Zulfata Direktur Sekolah Kita Menulis |
Oleh : Zulfata,. M.Ag
Direktur Sekolah Kita Menulis
Ada hal yang menarik saat mencermati iklim berdemokrasi di Aceh saat ini, tepatnya saat Aceh dipimpin oleh Pelaksana Tugas (Plt) Gubernur Aceh Nova Iriansyah. Seiiring dengan beberapa kebijakan “kontroversialnya” seperti pemberlakuan jam malam di awal ancaman covid-19 melanda Aceh, “penolakan” angka kemiskinan Aceh, sapi kurus, stiker bersubsidi hingga efisiensi tata kelola gebrak masker. Sederet kebijakan yang disebutkan telah memposisikan Plt. Nova Iriansyah dihujani kritik. Kritik bukan saja datang dari kalangan praktisi politik atau akademisi, tetapi juga dari kalangan mahasiswa yang kritis dalam menyampaikan aspirasinya.
Tanpa menyatakan bahwa kritik yang menghujani Plt. Nova Iriansyah adalah sebuah representatif “kemurkaan” masyarakat terhadap pemimpinnya, yang jelas kondisi sedemikian patut kita apresiasikan karena saat ini telah ada trend pada publik bahwa masyarakat cukup baik mengamati dan merespons kebijakan-kebijakan yang ditelurkan Plt. Nova Iriansyah.
Sanking tingginya daya partisipatif publik dalam merespons kebijakan pemerintah Aceh, pihak Dewan Perwakilan Rakyat Aceh (DPRA) terkesan tak punya daya untuk menampung semua aspirasi masyarakat. Hal ini terbukti dalam beberapa kali pernyataan pihak legislatif tidak diperdulikan oleh pemerintah Aceh. Buntutnya, pemerintah Aceh memakai strategi “kaca mata kuda”, masyarakat menyampaikan aspirasi mesti dianggap seperti angin lalu, dan DPRA berlabuh bak awak kapal tanpa nahkoda. Inilah potret demokrasi Aceh yang muncul saat Plt. Nova Iriansyah dihujani kritik.
Dalam proses berdemokrasi, diterima atau tidaknya suatu aspirasi sejatinya bukanlah atas “ketulian” atau matinya rasa peka pemimpinya. Tetapi diterima atau ditolaknya aspirasi masyarakat mesti mengacu pada azas kepentingan rakyat. Kepentingan rakyat mesti menjadi matahari arah kebijakan yang dijalankan oleh pihak eksekutif, dan dikontrol atau diawasi oleh pihak eksekutif.

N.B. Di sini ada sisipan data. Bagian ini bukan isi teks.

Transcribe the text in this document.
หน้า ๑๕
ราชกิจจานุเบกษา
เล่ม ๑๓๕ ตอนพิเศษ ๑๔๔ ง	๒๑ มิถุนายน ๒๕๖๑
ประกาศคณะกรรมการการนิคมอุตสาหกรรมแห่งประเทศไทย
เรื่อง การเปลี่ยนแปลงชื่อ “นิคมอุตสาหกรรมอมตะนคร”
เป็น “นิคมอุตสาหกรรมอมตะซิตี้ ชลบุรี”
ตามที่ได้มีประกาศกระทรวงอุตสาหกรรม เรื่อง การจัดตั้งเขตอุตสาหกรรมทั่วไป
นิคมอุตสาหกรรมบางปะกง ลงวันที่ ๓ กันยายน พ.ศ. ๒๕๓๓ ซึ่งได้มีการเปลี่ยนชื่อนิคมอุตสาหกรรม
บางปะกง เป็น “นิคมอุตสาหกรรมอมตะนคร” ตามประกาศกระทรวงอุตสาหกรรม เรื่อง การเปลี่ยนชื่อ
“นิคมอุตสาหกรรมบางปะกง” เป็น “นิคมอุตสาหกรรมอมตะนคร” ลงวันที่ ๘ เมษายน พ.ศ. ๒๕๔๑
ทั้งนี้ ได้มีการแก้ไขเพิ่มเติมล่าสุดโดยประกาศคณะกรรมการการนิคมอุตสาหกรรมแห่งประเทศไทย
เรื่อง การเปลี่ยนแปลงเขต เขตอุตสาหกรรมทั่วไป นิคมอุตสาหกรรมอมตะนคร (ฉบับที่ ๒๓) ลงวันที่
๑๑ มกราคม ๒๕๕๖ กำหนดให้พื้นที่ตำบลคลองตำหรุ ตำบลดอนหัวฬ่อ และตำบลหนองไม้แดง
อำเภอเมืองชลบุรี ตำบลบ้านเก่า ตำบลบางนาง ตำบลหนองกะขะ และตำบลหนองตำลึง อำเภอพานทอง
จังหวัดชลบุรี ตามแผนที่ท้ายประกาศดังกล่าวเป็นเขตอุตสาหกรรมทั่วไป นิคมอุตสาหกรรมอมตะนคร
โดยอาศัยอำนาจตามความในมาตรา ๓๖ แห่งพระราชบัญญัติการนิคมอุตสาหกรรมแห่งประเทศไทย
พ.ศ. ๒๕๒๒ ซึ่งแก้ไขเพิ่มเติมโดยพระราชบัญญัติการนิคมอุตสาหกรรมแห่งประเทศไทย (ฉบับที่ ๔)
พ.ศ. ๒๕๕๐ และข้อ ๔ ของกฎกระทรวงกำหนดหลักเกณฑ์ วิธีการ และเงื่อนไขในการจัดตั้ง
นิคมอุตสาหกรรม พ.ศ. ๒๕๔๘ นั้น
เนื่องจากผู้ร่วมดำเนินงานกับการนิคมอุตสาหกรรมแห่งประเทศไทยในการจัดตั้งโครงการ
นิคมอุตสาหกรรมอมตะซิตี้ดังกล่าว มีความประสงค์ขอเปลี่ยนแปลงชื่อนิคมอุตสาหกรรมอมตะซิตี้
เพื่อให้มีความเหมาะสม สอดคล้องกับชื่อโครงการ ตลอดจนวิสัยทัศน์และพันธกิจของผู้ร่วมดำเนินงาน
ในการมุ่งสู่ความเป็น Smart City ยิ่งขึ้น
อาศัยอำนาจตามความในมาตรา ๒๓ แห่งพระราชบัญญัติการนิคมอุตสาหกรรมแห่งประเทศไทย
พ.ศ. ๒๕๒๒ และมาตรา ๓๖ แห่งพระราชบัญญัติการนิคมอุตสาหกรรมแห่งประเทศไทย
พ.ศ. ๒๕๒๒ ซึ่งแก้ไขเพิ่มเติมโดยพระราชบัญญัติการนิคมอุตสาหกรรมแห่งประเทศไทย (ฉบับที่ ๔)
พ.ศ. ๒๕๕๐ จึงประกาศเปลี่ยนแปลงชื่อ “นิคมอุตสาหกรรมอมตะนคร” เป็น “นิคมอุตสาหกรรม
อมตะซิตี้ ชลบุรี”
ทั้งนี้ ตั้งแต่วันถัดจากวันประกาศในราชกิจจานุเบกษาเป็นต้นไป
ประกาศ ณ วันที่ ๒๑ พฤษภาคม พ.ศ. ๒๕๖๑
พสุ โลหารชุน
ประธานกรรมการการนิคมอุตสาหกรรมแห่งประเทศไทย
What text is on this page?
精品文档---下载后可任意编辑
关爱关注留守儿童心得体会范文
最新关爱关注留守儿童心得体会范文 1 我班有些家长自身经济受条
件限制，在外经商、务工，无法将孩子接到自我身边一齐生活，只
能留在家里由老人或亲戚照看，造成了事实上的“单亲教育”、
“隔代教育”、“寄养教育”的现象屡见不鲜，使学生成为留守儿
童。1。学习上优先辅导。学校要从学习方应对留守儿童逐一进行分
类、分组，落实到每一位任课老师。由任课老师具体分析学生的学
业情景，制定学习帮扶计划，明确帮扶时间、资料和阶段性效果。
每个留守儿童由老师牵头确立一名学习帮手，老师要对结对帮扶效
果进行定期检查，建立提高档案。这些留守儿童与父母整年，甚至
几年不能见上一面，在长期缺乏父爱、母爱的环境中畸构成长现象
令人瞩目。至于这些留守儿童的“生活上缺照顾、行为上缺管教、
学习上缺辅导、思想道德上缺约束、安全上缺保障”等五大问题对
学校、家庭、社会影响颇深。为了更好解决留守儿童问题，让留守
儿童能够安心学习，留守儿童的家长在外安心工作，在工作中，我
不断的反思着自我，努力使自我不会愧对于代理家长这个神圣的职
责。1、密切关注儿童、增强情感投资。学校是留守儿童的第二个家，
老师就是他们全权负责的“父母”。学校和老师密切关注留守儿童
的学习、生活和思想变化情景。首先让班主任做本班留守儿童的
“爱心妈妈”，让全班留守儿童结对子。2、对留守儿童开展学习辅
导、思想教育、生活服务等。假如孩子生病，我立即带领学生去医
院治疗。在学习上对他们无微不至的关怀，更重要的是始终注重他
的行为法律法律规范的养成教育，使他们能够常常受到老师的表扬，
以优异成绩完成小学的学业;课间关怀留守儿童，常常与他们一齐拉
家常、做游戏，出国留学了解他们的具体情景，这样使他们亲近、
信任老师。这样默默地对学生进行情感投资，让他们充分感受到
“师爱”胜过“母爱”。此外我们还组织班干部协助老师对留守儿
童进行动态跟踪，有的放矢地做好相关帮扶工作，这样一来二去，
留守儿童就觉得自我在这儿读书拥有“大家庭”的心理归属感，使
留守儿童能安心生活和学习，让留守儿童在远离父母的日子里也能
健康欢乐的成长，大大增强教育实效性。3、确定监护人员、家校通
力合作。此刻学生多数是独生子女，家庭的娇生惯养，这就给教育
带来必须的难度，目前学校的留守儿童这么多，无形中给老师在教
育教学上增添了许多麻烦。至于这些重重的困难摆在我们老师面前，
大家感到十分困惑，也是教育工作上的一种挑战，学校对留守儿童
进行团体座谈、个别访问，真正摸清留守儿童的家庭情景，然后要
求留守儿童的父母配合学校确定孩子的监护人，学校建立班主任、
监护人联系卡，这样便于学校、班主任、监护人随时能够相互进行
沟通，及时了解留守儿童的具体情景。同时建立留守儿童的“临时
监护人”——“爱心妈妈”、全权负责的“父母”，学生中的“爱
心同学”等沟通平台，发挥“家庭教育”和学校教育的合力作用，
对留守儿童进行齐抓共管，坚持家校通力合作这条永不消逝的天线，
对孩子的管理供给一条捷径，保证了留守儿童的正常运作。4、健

Tetapi proses mormatif berdemokrasi sedemikian belum begitu kuat untuk Aceh, sebab nuansa berdemokrasi di Aceh masih tercium aroma oligarki. Janji-janji mensejahterakan rakyat hanya pemawarna dalam penyampaikan pidato-pidato pemerintahan, di permukaan demi rakyat, di belakang sama-sama menghitung alokasi kekuasaan kemitraan. Penyakit ini tidak hanya terjadi pada tingkat pemerintah provinsi, tetapi telah merambat ke pemerintah desa. Tanpa berspekulasi, fakta ini dapat ditemukan melalui pemberitaan kisruhnya penyaluran Bantuan Tunai Langsung (BLT) di pemerintah desa, hingga pelaksanaan kurang kredibelnya pemerintah provinsi dalam memberikan stimulus ekonomi masyarakat di tengah pandemi.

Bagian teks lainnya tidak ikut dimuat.